The main agenda item at the most recent work session of the Cedaredge board of trustees was the 2018 Comprehensive Annual Financial Report.

Auditor Pete Blair of Blair and Associates reviewed the report with trustees, explaining that, overall, the town is doing a great job. They tend to budget conservatively, specifically with revenues, and end up with more than expected.

For example, the general fund budget was around $190,000. At the end of 2018 the town had $327,932, which Blair said was due to the town's care in expenditures and increase in revenues.

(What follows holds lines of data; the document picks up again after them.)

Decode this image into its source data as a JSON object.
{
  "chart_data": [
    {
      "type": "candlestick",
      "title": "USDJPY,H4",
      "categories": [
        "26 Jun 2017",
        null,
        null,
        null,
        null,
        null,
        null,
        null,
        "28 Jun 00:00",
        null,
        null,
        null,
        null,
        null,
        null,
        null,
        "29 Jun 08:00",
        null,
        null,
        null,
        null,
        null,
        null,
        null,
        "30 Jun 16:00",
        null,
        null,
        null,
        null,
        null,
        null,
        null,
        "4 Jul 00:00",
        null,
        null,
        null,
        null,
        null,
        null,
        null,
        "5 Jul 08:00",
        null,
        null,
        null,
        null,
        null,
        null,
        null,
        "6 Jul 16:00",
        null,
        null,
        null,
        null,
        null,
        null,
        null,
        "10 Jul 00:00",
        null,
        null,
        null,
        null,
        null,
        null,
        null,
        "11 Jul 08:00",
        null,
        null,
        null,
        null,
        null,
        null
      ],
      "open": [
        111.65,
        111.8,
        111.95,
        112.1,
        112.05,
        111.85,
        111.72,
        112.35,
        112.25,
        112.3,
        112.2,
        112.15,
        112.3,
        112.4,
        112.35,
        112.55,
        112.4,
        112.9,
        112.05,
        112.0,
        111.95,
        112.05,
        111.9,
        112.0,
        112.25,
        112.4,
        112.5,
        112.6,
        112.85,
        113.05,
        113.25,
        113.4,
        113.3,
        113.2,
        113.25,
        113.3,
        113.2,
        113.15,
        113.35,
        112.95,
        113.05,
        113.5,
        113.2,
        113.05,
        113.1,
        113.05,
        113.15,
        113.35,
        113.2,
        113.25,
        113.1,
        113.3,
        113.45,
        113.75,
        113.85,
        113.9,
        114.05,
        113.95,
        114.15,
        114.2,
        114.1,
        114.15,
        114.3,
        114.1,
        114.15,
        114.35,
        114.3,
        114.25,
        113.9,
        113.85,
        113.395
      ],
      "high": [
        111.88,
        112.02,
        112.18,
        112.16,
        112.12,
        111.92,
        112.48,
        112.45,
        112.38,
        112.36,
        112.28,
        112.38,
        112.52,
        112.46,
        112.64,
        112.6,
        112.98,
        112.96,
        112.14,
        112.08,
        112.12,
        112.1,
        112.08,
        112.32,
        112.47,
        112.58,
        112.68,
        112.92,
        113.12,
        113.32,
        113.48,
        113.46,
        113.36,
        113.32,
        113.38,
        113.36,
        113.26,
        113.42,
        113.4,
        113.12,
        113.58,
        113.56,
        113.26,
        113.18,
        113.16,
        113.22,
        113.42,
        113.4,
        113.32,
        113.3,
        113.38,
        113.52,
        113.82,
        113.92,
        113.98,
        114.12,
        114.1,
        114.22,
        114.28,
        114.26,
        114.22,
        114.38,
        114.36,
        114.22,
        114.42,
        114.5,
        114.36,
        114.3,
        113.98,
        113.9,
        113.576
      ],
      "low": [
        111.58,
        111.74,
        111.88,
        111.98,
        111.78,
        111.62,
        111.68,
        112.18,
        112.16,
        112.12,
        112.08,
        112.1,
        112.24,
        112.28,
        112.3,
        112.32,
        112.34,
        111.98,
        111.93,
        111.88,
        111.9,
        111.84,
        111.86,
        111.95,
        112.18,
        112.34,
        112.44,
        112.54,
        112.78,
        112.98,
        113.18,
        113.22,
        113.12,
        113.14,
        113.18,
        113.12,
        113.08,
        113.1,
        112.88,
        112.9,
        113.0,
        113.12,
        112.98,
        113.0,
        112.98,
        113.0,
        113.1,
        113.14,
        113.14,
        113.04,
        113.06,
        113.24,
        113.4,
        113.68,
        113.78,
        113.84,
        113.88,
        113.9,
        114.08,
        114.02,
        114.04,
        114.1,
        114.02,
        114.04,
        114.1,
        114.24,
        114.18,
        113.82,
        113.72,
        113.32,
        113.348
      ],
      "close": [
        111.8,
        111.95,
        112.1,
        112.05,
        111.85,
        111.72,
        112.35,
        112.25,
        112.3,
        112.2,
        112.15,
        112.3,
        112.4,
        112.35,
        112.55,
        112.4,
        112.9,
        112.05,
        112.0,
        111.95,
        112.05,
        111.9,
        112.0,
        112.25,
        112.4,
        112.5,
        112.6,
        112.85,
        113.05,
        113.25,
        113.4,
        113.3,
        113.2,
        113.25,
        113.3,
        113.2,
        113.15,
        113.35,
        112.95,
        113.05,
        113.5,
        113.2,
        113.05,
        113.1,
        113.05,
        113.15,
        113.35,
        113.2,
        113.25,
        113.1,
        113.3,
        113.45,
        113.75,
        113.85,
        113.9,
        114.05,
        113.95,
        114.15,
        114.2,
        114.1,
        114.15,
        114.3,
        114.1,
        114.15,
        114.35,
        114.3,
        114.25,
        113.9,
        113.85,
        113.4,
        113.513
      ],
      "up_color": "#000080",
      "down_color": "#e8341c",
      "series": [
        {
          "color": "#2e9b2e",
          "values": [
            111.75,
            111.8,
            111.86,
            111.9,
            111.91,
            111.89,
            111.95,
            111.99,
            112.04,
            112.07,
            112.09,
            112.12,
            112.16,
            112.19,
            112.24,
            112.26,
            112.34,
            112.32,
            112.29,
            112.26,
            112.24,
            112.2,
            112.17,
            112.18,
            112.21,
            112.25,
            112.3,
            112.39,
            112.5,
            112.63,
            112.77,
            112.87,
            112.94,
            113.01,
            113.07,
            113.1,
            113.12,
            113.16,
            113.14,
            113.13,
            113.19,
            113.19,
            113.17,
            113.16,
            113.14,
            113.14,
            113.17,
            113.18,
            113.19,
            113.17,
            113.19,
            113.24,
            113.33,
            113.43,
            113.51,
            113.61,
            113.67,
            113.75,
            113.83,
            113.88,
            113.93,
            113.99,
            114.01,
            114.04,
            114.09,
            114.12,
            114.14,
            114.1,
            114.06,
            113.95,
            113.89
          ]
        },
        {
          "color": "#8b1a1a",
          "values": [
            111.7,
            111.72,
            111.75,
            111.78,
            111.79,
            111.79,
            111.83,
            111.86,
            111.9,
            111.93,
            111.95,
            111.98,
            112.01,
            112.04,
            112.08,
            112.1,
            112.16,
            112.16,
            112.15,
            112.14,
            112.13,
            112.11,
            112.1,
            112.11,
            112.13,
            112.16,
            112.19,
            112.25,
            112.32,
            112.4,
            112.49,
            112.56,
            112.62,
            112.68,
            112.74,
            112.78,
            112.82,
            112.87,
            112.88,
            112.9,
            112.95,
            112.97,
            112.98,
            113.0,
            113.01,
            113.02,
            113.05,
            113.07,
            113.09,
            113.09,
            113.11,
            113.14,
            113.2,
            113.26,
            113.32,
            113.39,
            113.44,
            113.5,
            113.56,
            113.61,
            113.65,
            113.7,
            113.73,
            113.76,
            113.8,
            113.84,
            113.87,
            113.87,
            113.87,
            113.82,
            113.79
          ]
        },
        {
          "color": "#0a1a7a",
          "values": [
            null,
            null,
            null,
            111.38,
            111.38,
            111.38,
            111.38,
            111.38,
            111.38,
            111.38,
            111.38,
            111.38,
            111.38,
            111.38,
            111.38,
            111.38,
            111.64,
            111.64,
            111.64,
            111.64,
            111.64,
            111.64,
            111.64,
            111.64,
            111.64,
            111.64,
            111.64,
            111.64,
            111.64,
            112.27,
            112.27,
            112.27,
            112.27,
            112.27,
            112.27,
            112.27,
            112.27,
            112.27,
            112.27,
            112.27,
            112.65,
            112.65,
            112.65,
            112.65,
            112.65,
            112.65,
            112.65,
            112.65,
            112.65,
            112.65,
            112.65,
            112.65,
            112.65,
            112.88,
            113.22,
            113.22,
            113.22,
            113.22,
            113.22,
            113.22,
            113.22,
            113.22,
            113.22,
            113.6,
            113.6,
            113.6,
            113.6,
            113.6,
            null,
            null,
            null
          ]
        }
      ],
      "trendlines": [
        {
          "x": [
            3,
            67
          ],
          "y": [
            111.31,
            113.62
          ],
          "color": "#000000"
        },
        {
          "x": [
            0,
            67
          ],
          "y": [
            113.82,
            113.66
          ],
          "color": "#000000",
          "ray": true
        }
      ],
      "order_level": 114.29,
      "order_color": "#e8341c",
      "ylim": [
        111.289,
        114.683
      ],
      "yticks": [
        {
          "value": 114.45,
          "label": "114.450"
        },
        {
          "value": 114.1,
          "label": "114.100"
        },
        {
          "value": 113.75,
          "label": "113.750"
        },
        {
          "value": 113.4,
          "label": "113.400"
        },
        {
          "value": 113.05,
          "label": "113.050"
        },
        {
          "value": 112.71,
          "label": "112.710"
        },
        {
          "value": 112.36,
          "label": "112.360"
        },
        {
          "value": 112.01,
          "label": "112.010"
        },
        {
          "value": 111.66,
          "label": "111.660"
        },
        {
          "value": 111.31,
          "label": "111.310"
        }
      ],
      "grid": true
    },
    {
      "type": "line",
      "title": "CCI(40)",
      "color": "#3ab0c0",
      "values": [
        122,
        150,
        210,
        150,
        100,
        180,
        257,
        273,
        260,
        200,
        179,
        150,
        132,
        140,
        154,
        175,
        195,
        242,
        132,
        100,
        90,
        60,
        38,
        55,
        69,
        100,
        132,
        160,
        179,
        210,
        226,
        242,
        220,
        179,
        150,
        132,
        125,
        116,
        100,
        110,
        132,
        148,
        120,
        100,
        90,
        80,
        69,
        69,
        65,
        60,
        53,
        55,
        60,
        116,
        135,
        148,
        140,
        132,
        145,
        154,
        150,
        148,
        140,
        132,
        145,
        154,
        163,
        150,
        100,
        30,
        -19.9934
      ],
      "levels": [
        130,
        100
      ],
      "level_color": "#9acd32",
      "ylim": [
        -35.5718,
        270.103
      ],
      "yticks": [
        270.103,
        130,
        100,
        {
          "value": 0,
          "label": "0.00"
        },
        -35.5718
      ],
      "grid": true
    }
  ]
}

Golf course revenues were down about $5,000, likely due to drought, but Blair said he expected it to be worse. The good news, he said, was that even though revenues went down, expenditures were also kept low.

The town received significant federal assistance through a grant for a water project, plus DOLA money. Blair explained a new part of the audit was to ensure the town is in compliance with use of funds. He said that it's his opinion there were no problems in the account records or how statements are presented.

Regarding government and business related activities, assets rose $1.5 million, largely due to the water line project. Most expenditures go to public safety, then general government. Blair said it's beneficial for the town to continue with projects and reinvesting in the town because it offsets depreciation.

Mayor Gene Welch said that the town does try to be thorough and keep everyone aware of what's going on. The budget process is extensive, typically taking about three months each year.

Chief Dan Sanders spoke to trustees next about the Back the Badge Public Safety Initiative. A collective work of the five county law enforcement offices, they're aiming for a one percent tax initiative. The goal of the collaborative effort is to "increase the number of services provided to our citizens, as well as improvement of existing services."

Sanders said the Cedaredge Police Department hasn't seen a budget increase despite growth in crime and community demand. Crime has decreased nationally but Sanders said crime has gotten pushed into lower crime areas, such as Delta County, causing an increase locally. Specifically, illegal narcotic crimes and drug investigations have spiked.

Sanders wants to "get a handle on it" but finds it challenging due to being short staffed. He said a big part of handling crime is creating a deterrent, which is best through an increase of staff and use of K-9s.